LOST SOULS
This is a golden age for television science fiction, thanks to the popularisation of long-running stories and the new economics that have resulted from cable/ streaming originals. Watch a ‘regular’ TV pilot from America and you can immediately see why—every interesting thing that’s going to happen in the season has to be packed into the first 40 minutes.
That’s because in advertisingsupported broadcast TV, if you don’t win enough eyeballs with your first episode, you’re on track for cancellation before your story even gets off the ground. In the new, subscriptionbased system, cable and streaming channels (HBO, Showtime, Netflix and Hulu are the big guns) go all-in when they buy a series. And they’re content to grab a niche piece of the market to build their overall subscriber base. The result: Stranger Things, The Handmaid’s Tale, The Expanse, even the off-kilter Into the Badlands. What’s disturbing is that both HBO and Netflix, arguably the biggest innovators, are already experimenting with the sort of bland material that originates in the marketing department before it’s farmed out to writers. Close on the heels of HBO’s sententious reboot of Westworld, Netflix pushed out “summer blockbuster” style films on the small screen in the form of the terrible Will Smith-starrer Bright, the Sam Worthington-starrer The Titan, and now a slick but soulless reboot of Lost in Space—a campy 1960s series that capitalised on the rocketry craze of the so-called ‘Space Age’.
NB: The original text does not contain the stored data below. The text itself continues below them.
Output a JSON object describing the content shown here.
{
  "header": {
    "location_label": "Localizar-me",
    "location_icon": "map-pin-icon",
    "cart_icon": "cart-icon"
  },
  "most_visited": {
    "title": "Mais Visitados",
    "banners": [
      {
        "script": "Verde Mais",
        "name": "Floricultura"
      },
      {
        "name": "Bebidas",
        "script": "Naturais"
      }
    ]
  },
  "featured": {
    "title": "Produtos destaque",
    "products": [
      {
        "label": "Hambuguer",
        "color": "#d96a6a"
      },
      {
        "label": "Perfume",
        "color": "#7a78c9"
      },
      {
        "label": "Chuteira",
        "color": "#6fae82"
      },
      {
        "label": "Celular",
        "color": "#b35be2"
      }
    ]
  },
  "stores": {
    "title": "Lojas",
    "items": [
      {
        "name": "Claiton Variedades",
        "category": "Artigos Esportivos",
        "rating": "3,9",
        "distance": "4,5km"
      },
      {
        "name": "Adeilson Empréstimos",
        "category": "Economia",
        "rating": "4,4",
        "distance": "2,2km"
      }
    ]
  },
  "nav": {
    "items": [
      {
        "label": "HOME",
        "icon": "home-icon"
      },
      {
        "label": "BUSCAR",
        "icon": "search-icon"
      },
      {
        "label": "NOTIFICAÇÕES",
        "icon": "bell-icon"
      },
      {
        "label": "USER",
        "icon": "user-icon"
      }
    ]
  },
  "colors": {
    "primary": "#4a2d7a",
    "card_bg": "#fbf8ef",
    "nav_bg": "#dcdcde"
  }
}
Like all these reboots— from TV’s ultra-serious Battlestar Galactica to the big screen’s by-thenumbers Star Wars: Rogue One—it’s barely watchable. The idea of seeing whether or not writers can make something interesting out of a dated, ridiculous concept is enough to generate endless internet articles and get people to check out a few episodes. But trying to hang a serious show on a ridiculous frame is needlessly difficult, forcing the creators to bust out the big special effects and bombastic score. (As in Rogue One, the uberdramatic Star Wars-like score here just underlines the familiarity of the territory we’re treading.) Though casting Parker Posey as the Machiavellian Dr Smith was inspired, every moment of Lost in Space looks and feels like a moment we’ve seen done better before. They even did it better in the ridiculous but charming original series; it’s clear from the iconic robot’s final line of episode one: “Danger, Will Robinson!”